Nella difficoltà che tutto il Paese sta vivendo, è evidente che questo rimborso non copre nemmeno il calo di fatturato dello scorso aprile (3.600 + 2.400, 6mila euro). In mezzo ci sono stati sei mesi difficilissimi, un’estate che ha visto ingenti investimenti e grandi cali di fatturato per attività di tutti i settori.
Trovarsi ora dopo aver fatto investimenti per ridurre il rischio di contagi all’interno delle proprie attività (pensiamo a quei ristoranti che si sono dotati di protezioni in plexiglass e hanno rinnovato gli impianti di ricircolo dell’aria), nuovamente chiusi e senza la prospettiva di poter fare nulla per continuare con la propria attività è doppiamente un danno, perché impedisce anche ai più virtuosi di godere dei sacrifici fatti in questi mesi.
Inoltre la decisione calata dall’alto con una divisione in macro aree regionali, in una superficie vasta come la Lombardia, mette sullo stesso piano realtà ben diverse: se in una regione come il Trentino o la Val D’Aosta le situazioni possono essere considerate omogenee, ciò certo non vale per la regione in cui vivo, tanto più se come sembra le città più colpite a marzo come Bergamo e Brescia hanno tassi di contagio molto più bassi, dovuti sia a una maggiore responsabilizzazione dei cittadini dopo la tragedia vissuta in prima persona e, forse, a un grado di immunità collettiva più alto sviluppatosi nel corso del contagio.

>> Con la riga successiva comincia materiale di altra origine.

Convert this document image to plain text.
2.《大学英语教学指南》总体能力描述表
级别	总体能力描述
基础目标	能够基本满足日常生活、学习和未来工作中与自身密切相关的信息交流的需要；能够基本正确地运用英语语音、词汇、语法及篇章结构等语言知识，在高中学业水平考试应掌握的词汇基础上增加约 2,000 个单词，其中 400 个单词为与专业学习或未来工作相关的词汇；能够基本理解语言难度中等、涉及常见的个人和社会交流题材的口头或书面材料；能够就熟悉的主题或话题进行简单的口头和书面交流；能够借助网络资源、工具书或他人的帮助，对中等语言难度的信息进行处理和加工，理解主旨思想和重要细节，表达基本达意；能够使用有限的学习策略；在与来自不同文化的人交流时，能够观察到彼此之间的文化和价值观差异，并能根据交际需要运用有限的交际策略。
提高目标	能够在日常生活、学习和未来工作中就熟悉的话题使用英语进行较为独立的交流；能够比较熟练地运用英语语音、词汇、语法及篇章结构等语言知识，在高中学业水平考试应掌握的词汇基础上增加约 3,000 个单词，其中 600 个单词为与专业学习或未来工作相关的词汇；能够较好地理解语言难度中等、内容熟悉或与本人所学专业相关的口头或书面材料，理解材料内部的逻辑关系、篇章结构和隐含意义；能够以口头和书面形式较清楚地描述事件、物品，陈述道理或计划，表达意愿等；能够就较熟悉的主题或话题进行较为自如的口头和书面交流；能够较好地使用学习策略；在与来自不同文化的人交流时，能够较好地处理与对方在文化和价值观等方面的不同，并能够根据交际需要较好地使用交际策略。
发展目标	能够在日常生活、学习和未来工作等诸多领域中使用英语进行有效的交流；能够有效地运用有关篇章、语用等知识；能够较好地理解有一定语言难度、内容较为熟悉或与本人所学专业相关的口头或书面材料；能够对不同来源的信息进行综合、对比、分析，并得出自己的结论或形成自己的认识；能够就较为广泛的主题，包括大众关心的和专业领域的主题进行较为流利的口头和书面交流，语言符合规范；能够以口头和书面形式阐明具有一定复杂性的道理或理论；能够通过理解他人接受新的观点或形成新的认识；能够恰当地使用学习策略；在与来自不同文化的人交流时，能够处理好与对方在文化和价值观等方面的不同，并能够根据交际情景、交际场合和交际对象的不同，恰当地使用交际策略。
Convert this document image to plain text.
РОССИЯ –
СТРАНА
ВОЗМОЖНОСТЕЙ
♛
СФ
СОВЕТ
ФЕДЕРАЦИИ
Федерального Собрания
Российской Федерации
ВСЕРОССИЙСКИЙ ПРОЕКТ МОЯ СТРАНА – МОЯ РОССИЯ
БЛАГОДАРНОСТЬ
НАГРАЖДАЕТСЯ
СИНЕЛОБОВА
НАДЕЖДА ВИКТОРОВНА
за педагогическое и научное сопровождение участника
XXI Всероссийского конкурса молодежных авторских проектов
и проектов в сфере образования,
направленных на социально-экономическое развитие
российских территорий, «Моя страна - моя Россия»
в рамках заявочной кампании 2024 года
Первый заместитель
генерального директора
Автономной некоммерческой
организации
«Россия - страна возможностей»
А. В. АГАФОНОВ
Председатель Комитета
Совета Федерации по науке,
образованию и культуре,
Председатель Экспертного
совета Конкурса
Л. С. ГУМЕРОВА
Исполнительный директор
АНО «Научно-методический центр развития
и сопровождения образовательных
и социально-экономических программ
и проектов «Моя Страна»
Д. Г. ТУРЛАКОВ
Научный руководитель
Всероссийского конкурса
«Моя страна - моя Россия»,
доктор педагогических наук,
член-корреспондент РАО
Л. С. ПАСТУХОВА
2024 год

Nell’ultimo consiglio dei ministri si sono decise con il Dl Ristori Bis la sospensione dei contributi previdenziali per le aziende danneggiate, l’estensione dei beneficiari dei contributi a fondo perduto, il credito d’imposta per gli affitti commerciali e il sostegno ai settori in crisi. Questo aggiunge 2,5 miliardi ai 5 miliardi del Dl Ristori, da vedere come saranno distribuiti e se davvero saranno sufficienti a mantenere i livelli produttivi e occupazionali di cui l’Italia ha disperatamente bisogno.